On Thursday 1st November 2007 – nearly four years ago, Miss Meredith Kercher, an attractive Surrey lass from Coulsdon was brutally murdered in Perugia in Italy. Meredith was just 21 when her life was viciously cut short.
Meredith had been reading for a degree in European Studies at the University of Leeds. At the time of her murder, she was studying for one year at the University of Perugia as part of the Erasmus student exchange programme. Based in Leeds in the West Riding of Yorkshire, the British Gazette is pleased to inform its readers that Meredith was awarded a posthumous degree by the University of Leeds.
Yesterday we saw two of the three people convicted of her murder released following a successful appeal which overturned these convictions. Throughout this process the attention of the media (both TV and newspapers) has tended to concentrate on one person, Miss Amanda Knox from Seattle, Washington state, USA.
As Meredith’s family return home to the UK, and Miss Knox returns to the USA, Holywood movie makers and US TV companies are forming an (orderly?) queue outside Miss Knox’s US Agents for the rights to make films and TV dramas from these events. It is now generally assumed that Miss Knox will soon become a multi-millionairess, her financial security secured for the rest of her life. She need not now worry about finding employment – a common worry for anyone leaving prison.

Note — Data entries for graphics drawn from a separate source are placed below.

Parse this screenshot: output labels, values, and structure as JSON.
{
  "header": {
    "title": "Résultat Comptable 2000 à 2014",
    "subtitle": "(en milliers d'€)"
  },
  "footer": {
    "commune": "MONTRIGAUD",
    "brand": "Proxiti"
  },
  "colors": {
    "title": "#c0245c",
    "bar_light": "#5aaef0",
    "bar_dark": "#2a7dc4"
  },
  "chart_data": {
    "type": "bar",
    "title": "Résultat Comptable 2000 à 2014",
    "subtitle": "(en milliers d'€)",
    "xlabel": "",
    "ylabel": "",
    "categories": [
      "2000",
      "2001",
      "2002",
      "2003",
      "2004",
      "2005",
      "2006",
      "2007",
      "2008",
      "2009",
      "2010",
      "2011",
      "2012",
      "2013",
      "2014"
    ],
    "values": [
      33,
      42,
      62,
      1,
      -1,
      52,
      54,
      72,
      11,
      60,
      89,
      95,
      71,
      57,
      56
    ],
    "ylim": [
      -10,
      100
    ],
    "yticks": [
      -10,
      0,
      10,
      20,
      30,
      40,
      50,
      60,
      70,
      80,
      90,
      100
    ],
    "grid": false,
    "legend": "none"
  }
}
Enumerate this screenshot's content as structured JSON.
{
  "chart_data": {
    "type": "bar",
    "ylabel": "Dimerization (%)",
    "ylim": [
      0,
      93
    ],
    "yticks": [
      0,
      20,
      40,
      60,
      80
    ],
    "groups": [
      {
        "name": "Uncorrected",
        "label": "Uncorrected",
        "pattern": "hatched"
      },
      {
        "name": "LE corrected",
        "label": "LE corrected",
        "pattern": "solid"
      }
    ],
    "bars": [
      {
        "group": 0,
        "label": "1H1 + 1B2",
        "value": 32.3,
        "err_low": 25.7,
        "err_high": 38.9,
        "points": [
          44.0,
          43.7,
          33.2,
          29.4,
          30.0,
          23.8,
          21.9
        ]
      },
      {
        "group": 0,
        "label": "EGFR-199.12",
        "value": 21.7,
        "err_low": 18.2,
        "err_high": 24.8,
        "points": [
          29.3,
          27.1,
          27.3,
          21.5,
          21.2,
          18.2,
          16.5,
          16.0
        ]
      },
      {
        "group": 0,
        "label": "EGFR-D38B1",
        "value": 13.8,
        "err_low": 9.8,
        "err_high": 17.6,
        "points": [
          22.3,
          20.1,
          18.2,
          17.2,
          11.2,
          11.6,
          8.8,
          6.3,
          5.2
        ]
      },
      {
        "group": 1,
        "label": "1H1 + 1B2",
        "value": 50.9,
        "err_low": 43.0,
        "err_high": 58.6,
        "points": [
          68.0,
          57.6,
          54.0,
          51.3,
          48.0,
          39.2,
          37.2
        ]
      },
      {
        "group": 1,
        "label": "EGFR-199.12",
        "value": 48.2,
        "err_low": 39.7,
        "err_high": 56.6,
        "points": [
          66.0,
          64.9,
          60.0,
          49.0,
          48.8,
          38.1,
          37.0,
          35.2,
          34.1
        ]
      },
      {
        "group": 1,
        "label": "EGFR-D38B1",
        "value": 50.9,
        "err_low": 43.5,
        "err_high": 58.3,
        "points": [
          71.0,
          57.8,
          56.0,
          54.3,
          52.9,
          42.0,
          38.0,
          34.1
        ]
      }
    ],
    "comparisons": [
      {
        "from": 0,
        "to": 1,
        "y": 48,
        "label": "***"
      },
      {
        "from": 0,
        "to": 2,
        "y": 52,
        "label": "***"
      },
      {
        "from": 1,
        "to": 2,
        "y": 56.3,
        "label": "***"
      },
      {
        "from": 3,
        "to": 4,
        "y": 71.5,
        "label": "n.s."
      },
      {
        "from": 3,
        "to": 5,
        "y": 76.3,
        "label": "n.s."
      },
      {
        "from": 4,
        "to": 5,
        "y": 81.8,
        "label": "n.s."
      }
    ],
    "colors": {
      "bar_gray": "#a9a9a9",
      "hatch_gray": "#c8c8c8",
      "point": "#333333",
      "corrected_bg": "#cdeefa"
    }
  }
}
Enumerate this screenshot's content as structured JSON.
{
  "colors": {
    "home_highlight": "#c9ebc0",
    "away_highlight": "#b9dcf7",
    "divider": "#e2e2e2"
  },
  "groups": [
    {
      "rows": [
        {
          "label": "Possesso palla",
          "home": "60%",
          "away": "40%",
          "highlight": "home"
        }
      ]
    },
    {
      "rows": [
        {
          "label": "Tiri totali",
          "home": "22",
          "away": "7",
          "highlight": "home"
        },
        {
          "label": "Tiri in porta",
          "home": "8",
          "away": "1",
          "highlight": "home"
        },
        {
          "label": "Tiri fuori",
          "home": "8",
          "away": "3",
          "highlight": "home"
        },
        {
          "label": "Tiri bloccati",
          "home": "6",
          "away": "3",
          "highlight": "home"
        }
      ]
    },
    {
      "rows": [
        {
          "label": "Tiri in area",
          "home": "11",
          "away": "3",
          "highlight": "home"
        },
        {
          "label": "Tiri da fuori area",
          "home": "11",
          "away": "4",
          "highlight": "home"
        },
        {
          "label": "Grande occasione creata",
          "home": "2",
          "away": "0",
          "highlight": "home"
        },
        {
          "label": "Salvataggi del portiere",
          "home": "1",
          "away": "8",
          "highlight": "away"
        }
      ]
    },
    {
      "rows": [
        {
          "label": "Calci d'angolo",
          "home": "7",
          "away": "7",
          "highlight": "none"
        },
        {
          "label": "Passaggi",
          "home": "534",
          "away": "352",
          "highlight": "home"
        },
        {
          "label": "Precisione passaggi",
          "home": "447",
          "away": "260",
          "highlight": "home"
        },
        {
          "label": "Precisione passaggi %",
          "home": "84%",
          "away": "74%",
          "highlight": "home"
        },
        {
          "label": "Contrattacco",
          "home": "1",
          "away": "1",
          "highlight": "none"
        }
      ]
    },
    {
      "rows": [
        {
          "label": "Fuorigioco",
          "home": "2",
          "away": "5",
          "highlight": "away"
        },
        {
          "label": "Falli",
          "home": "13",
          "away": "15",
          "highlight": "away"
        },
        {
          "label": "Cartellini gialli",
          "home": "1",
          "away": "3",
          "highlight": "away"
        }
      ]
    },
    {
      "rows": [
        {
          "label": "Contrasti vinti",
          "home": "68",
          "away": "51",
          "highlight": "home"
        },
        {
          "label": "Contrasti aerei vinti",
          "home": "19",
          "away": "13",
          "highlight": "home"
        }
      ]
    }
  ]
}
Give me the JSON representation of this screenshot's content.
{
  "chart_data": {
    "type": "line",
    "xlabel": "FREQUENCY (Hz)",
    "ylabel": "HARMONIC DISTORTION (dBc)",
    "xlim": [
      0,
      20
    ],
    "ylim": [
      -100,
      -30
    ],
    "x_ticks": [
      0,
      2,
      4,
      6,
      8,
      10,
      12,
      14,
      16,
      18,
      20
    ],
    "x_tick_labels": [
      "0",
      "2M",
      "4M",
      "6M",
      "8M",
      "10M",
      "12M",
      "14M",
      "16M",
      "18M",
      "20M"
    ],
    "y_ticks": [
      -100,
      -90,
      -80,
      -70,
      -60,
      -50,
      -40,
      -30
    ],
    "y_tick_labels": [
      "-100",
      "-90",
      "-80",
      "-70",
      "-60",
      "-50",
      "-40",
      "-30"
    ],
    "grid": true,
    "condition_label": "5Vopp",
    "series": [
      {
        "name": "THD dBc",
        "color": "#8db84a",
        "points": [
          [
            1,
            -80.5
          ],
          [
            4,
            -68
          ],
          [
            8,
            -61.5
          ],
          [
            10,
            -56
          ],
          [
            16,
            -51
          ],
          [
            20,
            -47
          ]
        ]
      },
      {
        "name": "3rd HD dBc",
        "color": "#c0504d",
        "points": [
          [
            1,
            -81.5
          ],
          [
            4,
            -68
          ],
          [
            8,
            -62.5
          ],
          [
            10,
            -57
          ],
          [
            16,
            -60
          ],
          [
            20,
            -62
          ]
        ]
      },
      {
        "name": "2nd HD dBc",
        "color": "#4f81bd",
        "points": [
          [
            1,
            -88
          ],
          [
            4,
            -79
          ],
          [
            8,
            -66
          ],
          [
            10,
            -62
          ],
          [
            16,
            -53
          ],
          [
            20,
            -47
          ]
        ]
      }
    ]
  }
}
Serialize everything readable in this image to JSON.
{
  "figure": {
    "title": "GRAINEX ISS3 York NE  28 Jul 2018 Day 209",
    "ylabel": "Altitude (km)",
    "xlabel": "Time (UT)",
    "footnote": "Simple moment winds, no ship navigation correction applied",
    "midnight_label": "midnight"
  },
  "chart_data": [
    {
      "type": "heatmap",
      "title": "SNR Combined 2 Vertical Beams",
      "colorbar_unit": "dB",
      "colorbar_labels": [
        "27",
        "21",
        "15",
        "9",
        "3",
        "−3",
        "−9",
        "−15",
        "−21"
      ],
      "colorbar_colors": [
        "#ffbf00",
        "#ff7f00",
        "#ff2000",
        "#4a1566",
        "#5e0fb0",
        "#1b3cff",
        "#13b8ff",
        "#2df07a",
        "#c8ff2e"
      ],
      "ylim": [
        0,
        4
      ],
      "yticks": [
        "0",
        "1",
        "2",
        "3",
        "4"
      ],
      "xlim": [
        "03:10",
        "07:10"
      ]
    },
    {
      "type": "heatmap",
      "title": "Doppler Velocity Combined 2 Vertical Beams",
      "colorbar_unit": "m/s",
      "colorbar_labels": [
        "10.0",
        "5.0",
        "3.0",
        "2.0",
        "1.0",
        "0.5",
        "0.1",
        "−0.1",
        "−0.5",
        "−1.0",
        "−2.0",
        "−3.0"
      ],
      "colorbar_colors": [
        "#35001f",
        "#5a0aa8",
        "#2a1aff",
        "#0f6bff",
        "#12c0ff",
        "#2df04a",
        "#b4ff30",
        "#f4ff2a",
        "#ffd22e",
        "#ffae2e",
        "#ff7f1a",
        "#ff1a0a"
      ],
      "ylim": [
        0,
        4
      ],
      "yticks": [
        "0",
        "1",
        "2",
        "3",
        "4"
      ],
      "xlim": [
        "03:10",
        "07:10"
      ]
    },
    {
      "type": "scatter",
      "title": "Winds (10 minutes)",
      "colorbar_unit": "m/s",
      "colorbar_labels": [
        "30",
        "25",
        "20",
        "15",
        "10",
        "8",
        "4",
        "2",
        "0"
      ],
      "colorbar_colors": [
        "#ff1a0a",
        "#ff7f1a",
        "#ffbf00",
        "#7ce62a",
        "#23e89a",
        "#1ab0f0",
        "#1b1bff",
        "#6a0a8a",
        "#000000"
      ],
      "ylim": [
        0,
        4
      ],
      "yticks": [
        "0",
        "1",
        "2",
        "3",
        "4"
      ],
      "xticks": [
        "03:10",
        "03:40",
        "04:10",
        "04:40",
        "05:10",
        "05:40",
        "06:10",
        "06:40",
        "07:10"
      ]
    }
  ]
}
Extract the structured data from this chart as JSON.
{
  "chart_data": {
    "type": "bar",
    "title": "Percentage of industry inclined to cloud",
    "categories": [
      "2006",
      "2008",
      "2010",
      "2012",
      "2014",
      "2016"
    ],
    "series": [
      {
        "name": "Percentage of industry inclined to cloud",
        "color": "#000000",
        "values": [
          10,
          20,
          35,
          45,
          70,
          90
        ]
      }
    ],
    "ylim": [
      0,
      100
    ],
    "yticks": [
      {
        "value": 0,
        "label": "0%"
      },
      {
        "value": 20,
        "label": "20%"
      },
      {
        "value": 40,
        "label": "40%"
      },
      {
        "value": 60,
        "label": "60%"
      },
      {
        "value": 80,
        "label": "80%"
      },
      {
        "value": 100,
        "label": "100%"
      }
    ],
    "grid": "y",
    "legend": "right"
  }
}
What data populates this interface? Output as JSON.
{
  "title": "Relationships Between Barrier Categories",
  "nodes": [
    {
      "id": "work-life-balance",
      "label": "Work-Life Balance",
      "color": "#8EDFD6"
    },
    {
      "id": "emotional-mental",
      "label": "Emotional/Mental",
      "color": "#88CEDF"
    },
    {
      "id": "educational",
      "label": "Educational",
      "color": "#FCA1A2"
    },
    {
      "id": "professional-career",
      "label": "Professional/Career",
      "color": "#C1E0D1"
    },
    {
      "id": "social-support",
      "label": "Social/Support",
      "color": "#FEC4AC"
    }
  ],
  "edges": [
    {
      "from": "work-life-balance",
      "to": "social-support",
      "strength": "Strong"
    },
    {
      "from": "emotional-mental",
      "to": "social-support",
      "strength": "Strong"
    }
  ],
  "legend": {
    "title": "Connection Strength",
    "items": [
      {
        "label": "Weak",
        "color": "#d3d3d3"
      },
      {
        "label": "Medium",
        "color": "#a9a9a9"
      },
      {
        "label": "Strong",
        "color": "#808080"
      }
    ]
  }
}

At this point British Gazette readers may feel that Miss Knox has been an innocent victim in all of this and that any money she receives will help her, in the words of a former executive of BP, “get her life back.”
However, the British Gazette would point out that far from being wholly innocent, Miss Knox returns to her home a convicted criminal as she was handed down a sentence of three years imprisonment (she being released on a “time served” basis) and ordered to pay €22,000 compensation to one Diya “Patrick” Lumumba, a barman Miss Knox falsely accused of the murder. Whilst this offence in Italy is known as criminal defamation, under English and Scottish law this is akin to perverting the course of justice. We therefore have in Miss Knox a woman who has been convicted of a serious imprisonable criminal offence in line to receive millions of US $ for “selling her story.”
British Gazette comment: the British Gazette is firmly of the opinion that those convicted of criminal offences should not be allowed to profit in any way from their crimes. It is clear that if there is any money to be made it should be paid to the victims and the families of their victims, these being Mr. Lumumba and the Kercher family.